ATR kini mengambil alih inisiatif dengan membawa laporan dugaan “bancakan anggaran” revitalisasi pedestrian Jalan Ciater Raya langsung ke Kejaksaan Tinggi (Kejati) Banten. Koordinator ATR, Tatang Sago, menegaskan ini bukan lagi soal laporan, melainkan desakan keras.
“Kami sudah mencium bau busuk ini sejak tahun lalu, tapi Kejari Tangsel pilih diam dan terkesan melindungi. Karena itu, kami minta Kejati Banten turun tangan langsung agar penanganan kasus ini objektif dan tidak mandul,” ujar Tatang dengan nada tegas, Minggu (5/10/2025).
Laporan ATR menyoroti skema yang sangat mencurigakan pada proyek Jalan Ciater Raya, yang anggarannya melonjak hingga 364% hanya dalam dua tahun dan diduga kuat menjadi ATM bagi oknum tertentu:
Tahun Anggaran 2023. Rp1.958.801.000.
T.A.2024. Rp 4.908.873.000.
Sepenir Rp20.000.000.000.
Perjalanan Dinas 117 Miliar Rupiah. ATK. 30 Miliar Rupiah.
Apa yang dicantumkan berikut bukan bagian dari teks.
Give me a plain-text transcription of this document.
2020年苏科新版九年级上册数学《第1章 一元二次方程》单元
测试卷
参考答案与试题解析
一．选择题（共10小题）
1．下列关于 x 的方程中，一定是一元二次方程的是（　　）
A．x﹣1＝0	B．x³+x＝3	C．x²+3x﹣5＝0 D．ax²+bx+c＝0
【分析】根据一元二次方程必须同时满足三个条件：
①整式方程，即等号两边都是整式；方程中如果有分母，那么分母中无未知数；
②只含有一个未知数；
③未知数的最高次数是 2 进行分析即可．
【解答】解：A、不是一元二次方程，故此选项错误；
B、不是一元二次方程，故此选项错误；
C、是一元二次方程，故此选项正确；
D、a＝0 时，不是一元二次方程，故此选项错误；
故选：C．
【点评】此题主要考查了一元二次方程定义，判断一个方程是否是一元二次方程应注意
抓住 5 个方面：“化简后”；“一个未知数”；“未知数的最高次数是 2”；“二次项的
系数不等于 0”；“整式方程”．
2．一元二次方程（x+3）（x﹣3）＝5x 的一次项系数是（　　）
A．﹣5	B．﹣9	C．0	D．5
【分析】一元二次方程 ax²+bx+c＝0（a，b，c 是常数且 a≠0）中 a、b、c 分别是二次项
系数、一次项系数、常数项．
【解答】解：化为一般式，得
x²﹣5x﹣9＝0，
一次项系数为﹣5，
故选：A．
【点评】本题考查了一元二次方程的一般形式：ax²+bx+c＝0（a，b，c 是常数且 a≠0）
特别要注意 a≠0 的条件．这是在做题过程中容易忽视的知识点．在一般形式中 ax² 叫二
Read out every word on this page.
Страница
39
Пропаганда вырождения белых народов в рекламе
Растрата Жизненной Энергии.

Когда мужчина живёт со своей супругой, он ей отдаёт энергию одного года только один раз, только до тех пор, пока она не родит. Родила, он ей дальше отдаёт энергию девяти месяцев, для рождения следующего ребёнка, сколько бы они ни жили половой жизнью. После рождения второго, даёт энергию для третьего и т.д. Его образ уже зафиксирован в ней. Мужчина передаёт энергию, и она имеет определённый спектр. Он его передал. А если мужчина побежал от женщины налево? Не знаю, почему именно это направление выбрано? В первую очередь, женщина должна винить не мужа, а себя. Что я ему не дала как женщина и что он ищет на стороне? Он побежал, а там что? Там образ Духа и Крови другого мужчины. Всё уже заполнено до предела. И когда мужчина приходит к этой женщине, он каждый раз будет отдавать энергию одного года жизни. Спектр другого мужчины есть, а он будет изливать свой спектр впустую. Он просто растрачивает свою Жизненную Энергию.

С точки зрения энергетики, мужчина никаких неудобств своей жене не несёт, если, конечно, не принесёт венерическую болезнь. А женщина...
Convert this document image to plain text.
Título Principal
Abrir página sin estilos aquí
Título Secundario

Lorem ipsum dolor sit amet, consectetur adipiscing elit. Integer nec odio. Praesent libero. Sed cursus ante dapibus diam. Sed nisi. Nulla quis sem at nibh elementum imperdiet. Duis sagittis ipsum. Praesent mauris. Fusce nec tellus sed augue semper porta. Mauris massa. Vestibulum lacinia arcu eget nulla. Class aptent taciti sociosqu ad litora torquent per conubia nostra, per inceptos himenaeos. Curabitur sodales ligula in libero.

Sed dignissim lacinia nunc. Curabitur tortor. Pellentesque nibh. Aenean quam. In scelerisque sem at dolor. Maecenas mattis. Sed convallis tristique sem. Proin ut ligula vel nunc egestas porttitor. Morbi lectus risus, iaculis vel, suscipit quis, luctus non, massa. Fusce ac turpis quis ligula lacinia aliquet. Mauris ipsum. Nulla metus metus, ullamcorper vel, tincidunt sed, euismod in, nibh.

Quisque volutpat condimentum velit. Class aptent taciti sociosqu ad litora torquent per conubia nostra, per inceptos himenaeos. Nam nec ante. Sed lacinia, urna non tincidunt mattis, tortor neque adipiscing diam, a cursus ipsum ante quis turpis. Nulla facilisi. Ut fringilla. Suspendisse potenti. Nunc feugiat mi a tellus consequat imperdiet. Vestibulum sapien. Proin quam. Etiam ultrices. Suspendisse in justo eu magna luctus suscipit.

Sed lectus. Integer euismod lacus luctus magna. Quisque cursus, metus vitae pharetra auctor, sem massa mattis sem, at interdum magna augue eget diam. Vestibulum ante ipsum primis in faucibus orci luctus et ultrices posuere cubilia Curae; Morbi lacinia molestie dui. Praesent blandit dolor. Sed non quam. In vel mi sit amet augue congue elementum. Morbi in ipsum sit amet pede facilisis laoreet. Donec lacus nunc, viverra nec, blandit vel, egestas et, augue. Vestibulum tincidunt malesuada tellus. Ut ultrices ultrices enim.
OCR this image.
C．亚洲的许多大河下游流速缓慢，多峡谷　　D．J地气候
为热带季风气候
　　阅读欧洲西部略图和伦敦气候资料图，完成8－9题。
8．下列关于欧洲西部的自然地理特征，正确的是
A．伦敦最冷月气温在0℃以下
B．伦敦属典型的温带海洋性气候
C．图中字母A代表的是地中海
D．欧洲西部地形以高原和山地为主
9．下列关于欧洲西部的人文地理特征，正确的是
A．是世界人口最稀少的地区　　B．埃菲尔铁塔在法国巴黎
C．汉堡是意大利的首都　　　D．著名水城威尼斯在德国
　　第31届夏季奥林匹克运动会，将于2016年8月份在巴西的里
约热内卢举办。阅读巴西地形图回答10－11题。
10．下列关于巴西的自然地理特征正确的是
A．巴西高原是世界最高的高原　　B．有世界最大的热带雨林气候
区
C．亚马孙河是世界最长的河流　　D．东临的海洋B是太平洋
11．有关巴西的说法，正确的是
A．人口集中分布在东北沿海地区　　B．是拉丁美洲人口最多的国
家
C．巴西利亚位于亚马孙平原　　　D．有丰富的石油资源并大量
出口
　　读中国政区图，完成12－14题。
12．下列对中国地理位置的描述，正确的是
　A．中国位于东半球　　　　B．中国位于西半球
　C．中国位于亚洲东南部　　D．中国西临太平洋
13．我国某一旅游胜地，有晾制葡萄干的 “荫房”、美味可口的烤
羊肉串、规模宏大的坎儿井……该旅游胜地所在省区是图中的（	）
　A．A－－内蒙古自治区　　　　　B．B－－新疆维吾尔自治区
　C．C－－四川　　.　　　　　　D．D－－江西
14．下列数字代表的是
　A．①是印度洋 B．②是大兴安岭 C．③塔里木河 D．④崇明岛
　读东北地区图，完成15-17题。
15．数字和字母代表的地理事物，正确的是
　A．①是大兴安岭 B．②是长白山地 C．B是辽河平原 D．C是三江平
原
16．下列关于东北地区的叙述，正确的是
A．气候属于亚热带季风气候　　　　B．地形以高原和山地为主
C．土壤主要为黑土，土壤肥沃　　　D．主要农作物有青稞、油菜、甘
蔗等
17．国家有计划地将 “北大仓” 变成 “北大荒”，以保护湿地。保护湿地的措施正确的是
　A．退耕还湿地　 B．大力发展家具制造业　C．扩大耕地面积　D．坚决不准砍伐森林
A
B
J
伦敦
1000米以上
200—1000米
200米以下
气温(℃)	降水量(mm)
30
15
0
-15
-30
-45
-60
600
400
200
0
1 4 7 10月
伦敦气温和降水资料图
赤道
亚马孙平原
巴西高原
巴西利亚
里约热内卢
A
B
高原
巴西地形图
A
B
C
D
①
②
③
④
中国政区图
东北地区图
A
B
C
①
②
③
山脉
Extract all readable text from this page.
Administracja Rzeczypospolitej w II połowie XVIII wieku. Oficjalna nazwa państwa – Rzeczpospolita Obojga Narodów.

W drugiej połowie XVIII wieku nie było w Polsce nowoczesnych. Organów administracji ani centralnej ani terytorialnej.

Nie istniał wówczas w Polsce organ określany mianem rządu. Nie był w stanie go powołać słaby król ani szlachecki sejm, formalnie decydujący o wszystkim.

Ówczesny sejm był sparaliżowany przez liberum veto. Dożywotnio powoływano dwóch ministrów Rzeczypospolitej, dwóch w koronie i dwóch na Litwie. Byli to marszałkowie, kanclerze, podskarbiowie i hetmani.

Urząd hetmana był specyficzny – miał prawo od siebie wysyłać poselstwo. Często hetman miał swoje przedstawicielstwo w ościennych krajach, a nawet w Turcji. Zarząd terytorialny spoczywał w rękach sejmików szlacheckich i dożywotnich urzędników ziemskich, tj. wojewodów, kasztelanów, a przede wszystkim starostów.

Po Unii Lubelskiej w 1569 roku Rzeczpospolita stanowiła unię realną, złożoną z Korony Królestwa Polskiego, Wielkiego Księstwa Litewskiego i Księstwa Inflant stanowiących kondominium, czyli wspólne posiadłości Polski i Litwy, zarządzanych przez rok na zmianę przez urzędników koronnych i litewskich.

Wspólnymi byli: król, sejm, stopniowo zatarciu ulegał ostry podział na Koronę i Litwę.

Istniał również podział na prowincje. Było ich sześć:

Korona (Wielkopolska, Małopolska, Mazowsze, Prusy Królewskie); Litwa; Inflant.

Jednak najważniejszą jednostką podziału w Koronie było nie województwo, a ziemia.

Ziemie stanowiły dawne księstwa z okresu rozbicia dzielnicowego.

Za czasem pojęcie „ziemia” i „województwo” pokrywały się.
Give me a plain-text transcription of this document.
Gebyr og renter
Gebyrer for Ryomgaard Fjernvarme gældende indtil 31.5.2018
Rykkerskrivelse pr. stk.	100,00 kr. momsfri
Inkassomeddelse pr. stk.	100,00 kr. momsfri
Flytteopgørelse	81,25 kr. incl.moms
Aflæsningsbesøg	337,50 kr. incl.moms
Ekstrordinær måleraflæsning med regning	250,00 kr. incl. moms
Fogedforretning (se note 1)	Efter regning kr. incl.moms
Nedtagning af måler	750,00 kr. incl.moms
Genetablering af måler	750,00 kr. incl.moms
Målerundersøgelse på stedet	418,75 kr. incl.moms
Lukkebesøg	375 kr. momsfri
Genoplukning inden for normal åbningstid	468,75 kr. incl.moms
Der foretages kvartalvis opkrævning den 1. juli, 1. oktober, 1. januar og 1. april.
T.A. 2025 Rp7.131.338.000.
“Ini bukan kenaikan wajar, ini ‘mark-up’ yang brutal! Anggaran meningkat drastis tanpa justifikasi teknis yang masuk akal,” kecam Tatang.
Lebih lanjut, ATR membongkar jantung masalah dari dugaan korupsi ini: proyek bernilai total lebih dari Rp 13 miliar ini selalu dieksekusi oleh kontraktor yang sama sebuah perusahaan yang diyakini dikendalikan langsung oleh oknum anggota DPRD Kota Tangerang Selatan.
> “Ada indikasi kuat praktik konflik kepentingan yang vulgar. Proyek miliaran rupiah ini diatur agar jatuh ke tangan orang yang punya hubungan darah atau kepentingan politik langsung dengan pengambil kebijakan di daerah. Ini adalah penyalahgunaan wewenang terang-terangan,” ungkap Tatang.
ATR juga menemukan modus operandi licik berupa pengulangan item pekerjaan pada dokumen anggaran tahun berbeda. Pekerjaan dasar seperti trotoar, drainase, dan kanstin yang sudah dikerjakan pada tahun sebelumnya, dianggarkan ulang dengan nilai lebih tinggi pada tahun berikutnya.
“Ini bukan proyek lanjutan, ini adalah rekayasa kegiatan dan pengulangan pekerjaan lama dengan harga baru. Diduga kuat terjadi penggelembungan (mark-up) anggaran dan manipulasi dokumen agar dana APBD tersedot ke kantong pihak yang sama,” tegasnya.
ATR berencana melayangkan laporan resmi yang komprehensif ke Kejati Banten awal pekan depan. Mereka menuntut Kejati membentuk Tim Khusus Antikorupsi Daerah untuk membersihkan Tangsel dari dugaan korupsi proyek-proyek APBD.
“Jika Kejati Banten tidak bertindak, maka publik akan menilai hukum di Tangsel ini sudah tumpul ke atas dan tajam ke bawah. Kami ingin penegakan hukum yang bersih; jangan sampai Tangsel menjadi ‘sarang korupsi’ yang dipertontonkan,” tutup Tatang Sago.